I recently reached the 1 year mark since I was laid off. It’s a sobering reality and one that, quite frankly, bummed me out a bit. There’s something that I’ve learned, though, during that time: How to chill the hell out.
Before I was laid off, I was constantly stressing about providing for the family and trying to shoehorn my life into what I wanted and expected it to me. I expected for me to be working and my wife to not work. I expected and wanted to bring in a large income. I stressed and agonized constantly about making the right choices to make sure nothing unexpected – nothing unplanned – happened. Clearly, all of that stress was for not.
“…it’s hard to stay mad, when there’s so much beauty in the world. Sometimes I feel like I’m seeing it all at once, and it’s too much, my heart fills up like a balloon that’s about to burst… And then I remember to relax, and stop trying to hold on to it, and then it flows through me like rain and I can’t feel anything but gratitude for every single moment of my stupid little life…”
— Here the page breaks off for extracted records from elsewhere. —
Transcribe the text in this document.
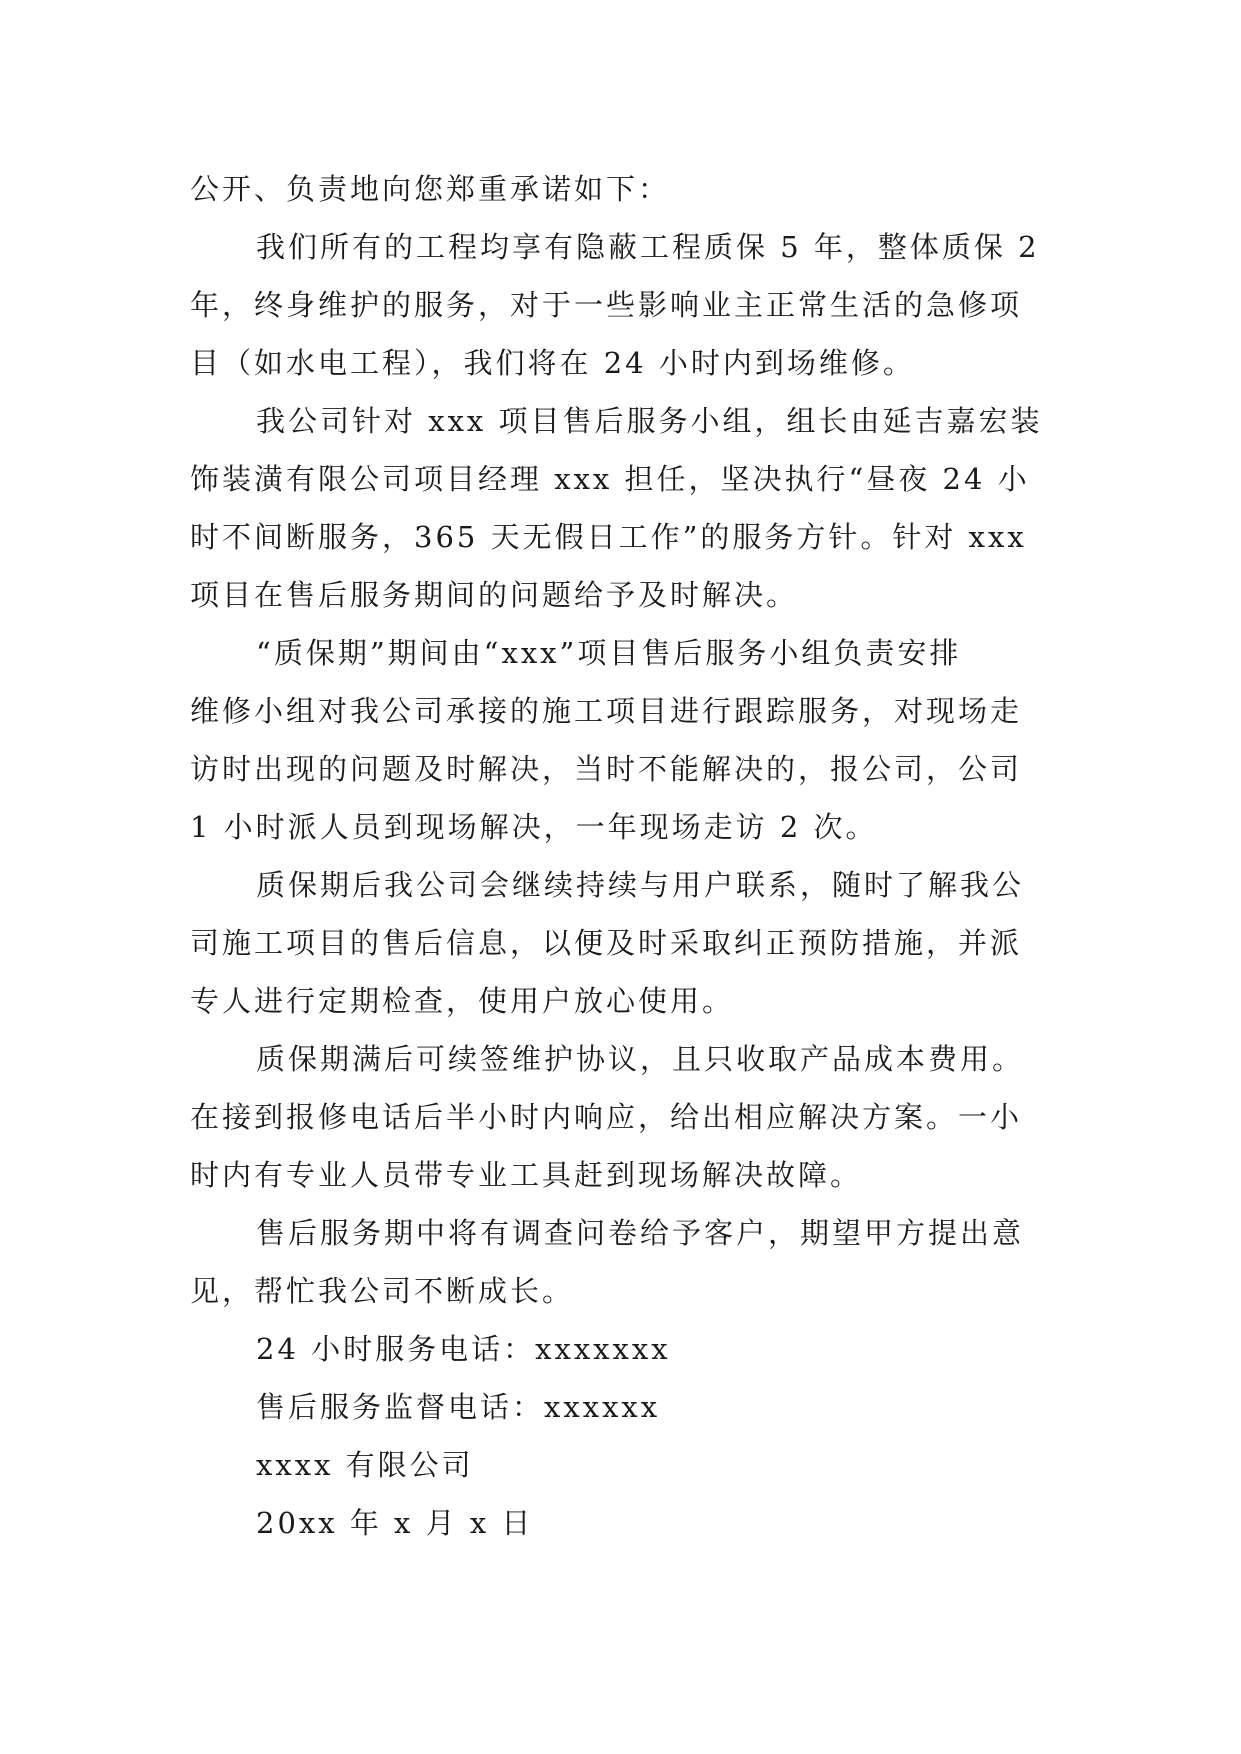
公开、负责地向您郑重承诺如下：
我们所有的工程均享有隐蔽工程质保 5 年，整体质保 2
年，终身维护的服务，对于一些影响业主正常生活的急修项
目（如水电工程），我们将在 24 小时内到场维修。
我公司针对 xxx 项目售后服务小组，组长由延吉嘉宏装
饰装潢有限公司项目经理 xxx 担任，坚决执行“昼夜 24 小
时不间断服务，365 天无假日工作”的服务方针。针对 xxx
项目在售后服务期间的问题给予及时解决。
“质保期”期间由“xxx”项目售后服务小组负责安排
维修小组对我公司承接的施工项目进行跟踪服务，对现场走
访时出现的问题及时解决，当时不能解决的，报公司，公司
1 小时派人员到现场解决，一年现场走访 2 次。
质保期后我公司会继续持续与用户联系，随时了解我公
司施工项目的售后信息，以便及时采取纠正预防措施，并派
专人进行定期检查，使用户放心使用。
质保期满后可续签维护协议，且只收取产品成本费用。
在接到报修电话后半小时内响应，给出相应解决方案。一小
时内有专业人员带专业工具赶到现场解决故障。
售后服务期中将有调查问卷给予客户，期望甲方提出意
见，帮忙我公司不断成长。
24 小时服务电话：xxxxxxx
售后服务监督电话：xxxxxx
xxxx 有限公司
20xx 年 x 月 x 日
In the movie “American Beauty,” Kevin Spacey plays a man named Lester Burnham who is out of work and then begins to undergo a more laid back, happier transformation. While his transformation involved some marijuana, buying his dream car and extreme things of that nature, the crux of his growth was a sudden feeling of being content. I’m sure that was aided by blackmailing his boss for almost $50,000 dollars, but I digress.
I’ve had to learn to chill out and not over analyze life – the Lester Burnham philosophy. Things will work themselves out as long as I’m present and can contribute in any way possible, then it’ll all be ok. I’ve had to force myself outside of my comfort zone and admit that me stressing about avoiding the What If scenarios will not benefit things in any way.
I still have a way to go, but I think I’m happier in a twisted way, knowing I can’t control everything. I’m trying to stop sweating the small stuff and to do just as my wife has tried to get me to do for years: be happy in the moment and not stress.